On 31 Aug 2002 at 0:17, Piers Cawley wrote:
> my $pattern = rx:w / $1:=(\S+) =<gt> $2:=(\S+) |
> $2:=(\S+) <lt>= $1:=(\S+) /;
>
> @ary = m/<$pattern>/
>
> how many elements are there in @ary? I can
> make a case for 4 quite happily. Certainly that's what A5 seems to
> imply:
>
> Suppose you want to use a hypothetical variable to bind a name to
> a capture:
>
> / (\S+) { let $x := $1 } /
>
> A shorthand for that is:
>
> / $x:=(\S+) /
>
> The parens are number independently of any name, so $x is an alias
> for $1.
>
> And it's that last sentence that's important here. So, it looks like
> C<< +@ary >> is going to be 4.
How could it be 4? If the example would've been
> my $pattern = rx:w / $a:=(\S+) =<gt> $b:=(\S+) |
> $b:=(\S+) <lt>= $a:=(\S+) /;
Then there is 4 variables to speak of ($1,$2,$a,$b) and a question
arises about which of these are returned.
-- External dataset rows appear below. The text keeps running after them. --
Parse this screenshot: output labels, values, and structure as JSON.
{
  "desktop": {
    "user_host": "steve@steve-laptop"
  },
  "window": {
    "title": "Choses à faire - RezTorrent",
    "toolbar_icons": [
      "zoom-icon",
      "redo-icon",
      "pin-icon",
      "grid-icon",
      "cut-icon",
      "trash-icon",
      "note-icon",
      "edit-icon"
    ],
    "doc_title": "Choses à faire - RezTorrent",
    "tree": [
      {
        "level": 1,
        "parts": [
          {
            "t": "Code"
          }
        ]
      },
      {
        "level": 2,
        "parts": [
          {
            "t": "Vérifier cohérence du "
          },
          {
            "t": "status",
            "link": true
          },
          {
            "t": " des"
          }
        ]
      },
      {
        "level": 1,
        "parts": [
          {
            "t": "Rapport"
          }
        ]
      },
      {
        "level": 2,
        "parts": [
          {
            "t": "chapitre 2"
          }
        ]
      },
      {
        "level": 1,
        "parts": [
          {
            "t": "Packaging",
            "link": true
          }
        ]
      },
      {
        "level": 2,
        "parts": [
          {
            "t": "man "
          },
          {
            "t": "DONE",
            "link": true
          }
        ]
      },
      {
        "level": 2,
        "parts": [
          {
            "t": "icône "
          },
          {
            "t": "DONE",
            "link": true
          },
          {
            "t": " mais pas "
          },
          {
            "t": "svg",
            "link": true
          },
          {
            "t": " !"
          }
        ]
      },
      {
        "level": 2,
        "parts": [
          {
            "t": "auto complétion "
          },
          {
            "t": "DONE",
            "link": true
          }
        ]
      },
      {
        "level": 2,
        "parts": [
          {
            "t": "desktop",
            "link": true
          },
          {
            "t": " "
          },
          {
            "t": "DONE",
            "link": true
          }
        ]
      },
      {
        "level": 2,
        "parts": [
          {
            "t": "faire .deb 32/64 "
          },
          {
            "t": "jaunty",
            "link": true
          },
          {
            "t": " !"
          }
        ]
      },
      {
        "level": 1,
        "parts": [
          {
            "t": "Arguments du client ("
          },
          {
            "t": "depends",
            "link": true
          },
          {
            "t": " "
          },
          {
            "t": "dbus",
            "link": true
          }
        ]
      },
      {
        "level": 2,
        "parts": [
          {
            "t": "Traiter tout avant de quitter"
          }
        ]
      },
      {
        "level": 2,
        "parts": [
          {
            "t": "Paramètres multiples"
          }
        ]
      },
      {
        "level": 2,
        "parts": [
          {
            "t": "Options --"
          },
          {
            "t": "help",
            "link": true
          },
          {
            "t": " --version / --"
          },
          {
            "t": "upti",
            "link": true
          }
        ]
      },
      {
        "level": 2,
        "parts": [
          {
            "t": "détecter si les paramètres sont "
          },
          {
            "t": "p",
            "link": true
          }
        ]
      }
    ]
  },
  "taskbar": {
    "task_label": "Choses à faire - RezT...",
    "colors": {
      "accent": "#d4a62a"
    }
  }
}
In the original example however we only have 2 variables ($1,$2) so
it can't really return anything else than those 2.
> m: w / $2:=(\S+) <lt>= $1:=(\S+) /
>
> Now, assignment to hypotheticals doesn't happen all at once, it
> happens when the matching engine reaches that point in the
> string. Unless I'm very much mistaken, the order of execution will
> look like:
>
> $2:=$1; $1:=$2;
>
> And it seems to me that we'll end up with $1 and $2 both bound to the
> same string; which isn't working quite how I expect. Or do we special
> case the occasions when we bind the result of a capturing group to a
> numeric match variable?
As I understand it, binding to $1 etc.. is a special case. Also I
don't see any problems in your example:
m: w / $2:=(\S+) <lt>= $1:=(\S+) /
First () is captured and assigned to $2 (instead of $1).
Then second () is captured and assigned to $1.
--
Markus Laire 'malaire' <[EMAIL PROTECTED]>